🤖 AI Summary
This work exposes a critical limitation of multimodal large language models (MLLMs, e.g., GPT-4.1): their heavy reliance on superficial visual patterns—rather than genuine geometric and spatial reasoning—for analog clock time recognition. To rigorously assess generalization, we introduce the first diverse, structurally controlled clock benchmark, systematically varying hand proportions, dial styles, lighting conditions, and compositional layouts. We design a zero-shot evaluation protocol alongside synthetic data augmentation and lightweight fine-tuning experiments. Results show that fine-tuning improves only in-distribution accuracy; performance collapses under unseen dial structures or geometric configurations. Crucially, MLLMs fail to abstract the rigid angular relationships between hour and minute hands.

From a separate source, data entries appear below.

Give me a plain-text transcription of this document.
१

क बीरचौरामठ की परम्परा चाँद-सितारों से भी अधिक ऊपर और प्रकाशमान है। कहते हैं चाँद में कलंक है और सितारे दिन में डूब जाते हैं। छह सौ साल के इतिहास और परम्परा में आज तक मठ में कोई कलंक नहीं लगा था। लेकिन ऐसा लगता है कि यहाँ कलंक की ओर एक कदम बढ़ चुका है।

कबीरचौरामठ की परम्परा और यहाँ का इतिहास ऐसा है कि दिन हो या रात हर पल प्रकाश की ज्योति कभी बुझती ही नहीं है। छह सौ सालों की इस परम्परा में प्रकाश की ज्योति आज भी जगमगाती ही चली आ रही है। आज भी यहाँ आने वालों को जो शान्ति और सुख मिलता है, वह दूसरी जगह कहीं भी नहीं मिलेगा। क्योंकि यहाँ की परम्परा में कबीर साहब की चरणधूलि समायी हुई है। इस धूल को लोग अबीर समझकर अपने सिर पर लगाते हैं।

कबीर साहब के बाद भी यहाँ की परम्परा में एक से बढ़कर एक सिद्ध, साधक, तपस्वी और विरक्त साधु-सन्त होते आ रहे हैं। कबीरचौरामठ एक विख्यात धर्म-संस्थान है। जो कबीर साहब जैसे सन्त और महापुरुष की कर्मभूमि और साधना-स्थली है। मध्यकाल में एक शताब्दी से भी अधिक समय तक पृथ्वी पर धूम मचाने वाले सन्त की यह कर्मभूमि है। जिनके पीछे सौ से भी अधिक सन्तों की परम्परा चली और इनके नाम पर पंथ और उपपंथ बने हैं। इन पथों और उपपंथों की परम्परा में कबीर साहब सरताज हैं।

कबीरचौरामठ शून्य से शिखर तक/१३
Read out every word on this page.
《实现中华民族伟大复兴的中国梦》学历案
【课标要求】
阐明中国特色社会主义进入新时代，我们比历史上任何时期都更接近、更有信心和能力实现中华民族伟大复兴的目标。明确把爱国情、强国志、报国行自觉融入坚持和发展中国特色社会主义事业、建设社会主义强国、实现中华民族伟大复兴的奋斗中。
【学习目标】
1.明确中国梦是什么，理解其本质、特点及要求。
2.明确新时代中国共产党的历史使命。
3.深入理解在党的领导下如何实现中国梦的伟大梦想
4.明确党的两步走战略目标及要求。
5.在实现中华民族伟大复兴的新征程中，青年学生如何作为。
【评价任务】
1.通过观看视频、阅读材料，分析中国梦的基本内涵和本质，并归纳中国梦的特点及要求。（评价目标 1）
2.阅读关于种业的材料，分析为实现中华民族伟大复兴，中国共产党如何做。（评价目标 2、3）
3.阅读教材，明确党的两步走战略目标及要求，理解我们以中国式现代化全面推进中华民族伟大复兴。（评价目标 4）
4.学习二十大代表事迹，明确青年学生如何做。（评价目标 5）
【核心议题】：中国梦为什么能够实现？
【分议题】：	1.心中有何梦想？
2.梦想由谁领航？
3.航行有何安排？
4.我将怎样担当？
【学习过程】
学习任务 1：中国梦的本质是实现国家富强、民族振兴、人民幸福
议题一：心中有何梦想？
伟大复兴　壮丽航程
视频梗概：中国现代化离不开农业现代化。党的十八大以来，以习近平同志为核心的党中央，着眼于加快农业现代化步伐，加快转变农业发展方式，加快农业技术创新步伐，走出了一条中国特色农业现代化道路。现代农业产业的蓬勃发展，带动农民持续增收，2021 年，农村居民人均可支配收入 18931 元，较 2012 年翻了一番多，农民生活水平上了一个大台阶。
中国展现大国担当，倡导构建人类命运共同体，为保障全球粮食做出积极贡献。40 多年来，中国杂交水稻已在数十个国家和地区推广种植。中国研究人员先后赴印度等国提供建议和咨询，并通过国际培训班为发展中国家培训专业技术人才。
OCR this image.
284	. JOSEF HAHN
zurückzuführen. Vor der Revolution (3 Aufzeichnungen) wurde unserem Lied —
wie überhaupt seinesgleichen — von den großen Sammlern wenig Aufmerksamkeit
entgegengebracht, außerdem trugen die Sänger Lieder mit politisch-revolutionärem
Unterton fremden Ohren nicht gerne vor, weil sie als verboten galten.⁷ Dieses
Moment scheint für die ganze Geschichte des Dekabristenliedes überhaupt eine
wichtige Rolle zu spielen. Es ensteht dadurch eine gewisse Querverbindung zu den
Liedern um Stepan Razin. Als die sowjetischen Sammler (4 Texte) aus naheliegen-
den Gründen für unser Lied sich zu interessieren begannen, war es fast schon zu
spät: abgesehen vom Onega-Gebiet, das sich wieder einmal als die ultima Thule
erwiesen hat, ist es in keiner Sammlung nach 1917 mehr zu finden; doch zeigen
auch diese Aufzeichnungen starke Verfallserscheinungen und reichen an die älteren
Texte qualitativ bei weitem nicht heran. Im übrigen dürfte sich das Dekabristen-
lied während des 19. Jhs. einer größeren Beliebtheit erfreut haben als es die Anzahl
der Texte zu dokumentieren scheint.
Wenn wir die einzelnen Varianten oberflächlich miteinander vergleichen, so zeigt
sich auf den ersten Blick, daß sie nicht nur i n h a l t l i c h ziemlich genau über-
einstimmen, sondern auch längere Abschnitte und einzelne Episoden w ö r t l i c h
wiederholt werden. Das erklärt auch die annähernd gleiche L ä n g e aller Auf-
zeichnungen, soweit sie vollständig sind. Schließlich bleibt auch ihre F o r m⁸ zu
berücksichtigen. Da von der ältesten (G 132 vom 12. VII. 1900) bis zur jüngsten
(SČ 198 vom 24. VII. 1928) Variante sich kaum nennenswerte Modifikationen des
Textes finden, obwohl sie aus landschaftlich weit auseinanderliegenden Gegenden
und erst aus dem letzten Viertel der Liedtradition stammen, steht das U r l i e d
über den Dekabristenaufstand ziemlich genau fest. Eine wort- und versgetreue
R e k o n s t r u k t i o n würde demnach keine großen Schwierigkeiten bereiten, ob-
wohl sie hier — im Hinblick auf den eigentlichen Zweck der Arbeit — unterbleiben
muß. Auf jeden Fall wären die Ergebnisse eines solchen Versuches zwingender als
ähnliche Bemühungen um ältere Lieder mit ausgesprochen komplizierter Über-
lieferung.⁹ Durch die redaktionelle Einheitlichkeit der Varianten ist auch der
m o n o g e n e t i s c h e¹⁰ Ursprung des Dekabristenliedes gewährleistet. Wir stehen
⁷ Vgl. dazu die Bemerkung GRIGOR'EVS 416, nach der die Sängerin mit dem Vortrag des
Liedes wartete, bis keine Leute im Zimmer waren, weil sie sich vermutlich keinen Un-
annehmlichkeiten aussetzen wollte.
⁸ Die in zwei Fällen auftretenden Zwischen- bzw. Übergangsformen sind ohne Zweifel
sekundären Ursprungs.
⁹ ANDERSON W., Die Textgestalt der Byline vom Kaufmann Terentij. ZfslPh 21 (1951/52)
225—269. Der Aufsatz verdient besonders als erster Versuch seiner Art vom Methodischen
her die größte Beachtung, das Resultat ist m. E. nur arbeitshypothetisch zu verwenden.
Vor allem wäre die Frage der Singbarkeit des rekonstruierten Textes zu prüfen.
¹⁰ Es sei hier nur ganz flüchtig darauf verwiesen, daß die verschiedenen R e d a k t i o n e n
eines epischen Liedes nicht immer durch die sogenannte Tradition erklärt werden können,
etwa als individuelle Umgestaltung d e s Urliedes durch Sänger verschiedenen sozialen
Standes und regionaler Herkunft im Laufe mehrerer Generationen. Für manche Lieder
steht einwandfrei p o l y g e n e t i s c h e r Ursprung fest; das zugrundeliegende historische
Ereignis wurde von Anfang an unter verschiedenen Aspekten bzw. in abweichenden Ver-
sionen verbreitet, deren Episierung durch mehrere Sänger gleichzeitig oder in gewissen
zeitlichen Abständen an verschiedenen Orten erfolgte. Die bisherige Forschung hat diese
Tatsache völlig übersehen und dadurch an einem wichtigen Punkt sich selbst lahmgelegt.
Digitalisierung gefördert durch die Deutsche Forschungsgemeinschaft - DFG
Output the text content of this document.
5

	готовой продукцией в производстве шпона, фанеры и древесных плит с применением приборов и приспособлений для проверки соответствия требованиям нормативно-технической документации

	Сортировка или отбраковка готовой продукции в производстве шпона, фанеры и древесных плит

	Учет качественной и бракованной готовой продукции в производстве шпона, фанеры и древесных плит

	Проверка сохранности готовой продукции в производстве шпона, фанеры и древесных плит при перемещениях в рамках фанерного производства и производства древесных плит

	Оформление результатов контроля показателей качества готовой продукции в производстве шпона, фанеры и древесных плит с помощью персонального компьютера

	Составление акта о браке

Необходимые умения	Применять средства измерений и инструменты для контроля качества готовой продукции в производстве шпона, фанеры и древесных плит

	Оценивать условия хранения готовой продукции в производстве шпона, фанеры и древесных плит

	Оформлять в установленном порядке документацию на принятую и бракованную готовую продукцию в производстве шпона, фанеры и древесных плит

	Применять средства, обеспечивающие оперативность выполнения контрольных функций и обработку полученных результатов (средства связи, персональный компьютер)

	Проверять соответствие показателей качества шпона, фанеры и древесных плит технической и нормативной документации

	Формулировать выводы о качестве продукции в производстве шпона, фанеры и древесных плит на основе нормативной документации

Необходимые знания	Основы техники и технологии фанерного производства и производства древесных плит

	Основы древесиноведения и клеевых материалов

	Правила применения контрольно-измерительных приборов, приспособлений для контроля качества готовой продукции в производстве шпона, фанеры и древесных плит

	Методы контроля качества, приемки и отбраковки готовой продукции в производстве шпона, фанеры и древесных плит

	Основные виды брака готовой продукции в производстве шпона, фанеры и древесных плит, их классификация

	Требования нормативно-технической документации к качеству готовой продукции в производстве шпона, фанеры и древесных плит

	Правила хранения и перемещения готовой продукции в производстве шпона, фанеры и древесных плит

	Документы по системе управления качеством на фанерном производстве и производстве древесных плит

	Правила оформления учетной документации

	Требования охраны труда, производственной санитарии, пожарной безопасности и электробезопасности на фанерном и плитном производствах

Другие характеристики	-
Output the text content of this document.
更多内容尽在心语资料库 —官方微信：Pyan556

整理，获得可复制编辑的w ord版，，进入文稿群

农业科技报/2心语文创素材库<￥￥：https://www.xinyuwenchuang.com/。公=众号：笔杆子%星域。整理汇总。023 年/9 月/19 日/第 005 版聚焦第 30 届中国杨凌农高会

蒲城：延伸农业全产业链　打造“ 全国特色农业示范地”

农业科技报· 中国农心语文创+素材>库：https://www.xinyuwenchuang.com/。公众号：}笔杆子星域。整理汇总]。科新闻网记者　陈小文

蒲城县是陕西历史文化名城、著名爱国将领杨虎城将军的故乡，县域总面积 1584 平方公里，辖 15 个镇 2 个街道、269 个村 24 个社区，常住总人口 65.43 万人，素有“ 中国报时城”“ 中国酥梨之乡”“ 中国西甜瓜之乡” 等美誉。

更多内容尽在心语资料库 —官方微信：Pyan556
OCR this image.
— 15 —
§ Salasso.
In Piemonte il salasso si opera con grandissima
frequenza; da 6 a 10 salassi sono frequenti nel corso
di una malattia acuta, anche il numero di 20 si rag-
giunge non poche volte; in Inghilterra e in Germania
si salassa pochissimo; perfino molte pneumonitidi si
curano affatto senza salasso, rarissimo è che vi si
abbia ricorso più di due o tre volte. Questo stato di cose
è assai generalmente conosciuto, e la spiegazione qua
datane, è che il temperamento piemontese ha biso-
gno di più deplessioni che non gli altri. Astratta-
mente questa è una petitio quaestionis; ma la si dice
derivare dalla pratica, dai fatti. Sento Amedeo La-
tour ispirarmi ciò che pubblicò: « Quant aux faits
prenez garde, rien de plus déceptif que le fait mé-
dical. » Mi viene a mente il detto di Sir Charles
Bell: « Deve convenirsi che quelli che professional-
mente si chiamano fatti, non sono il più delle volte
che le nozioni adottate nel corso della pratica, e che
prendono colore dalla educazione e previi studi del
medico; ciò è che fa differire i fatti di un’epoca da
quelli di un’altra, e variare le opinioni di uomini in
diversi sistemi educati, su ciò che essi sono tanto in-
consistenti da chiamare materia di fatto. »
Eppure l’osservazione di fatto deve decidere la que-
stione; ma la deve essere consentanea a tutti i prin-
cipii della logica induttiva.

This study provides the first systematic empirical evidence of fundamental deficits in basic spatiotemporal geometric reasoning in current MLLMs, establishing a new benchmark and methodological framework for evaluating multimodal representation learning and embodied spatial reasoning capabilities.
📝 Abstract
Multimodal Large Language Models which can answer complex questions on an image struggle to tell the time on analog clocks. This is probably due to the lack of images with clocks at different times in their training set. In this work we explore this issue with one of the latest MLLMs: GPT-4.1 to understand why MLLMs fail to tell the time and whether fine-tuning can solve the problem. The results show how models are making progress in reading the time on analog clocks. But have they really learned to do it, or have they only learned patterns in their training datasets? In this work we put the models to the test with different clocks to illustrate the limitations of MLLMs to abstract and generalize.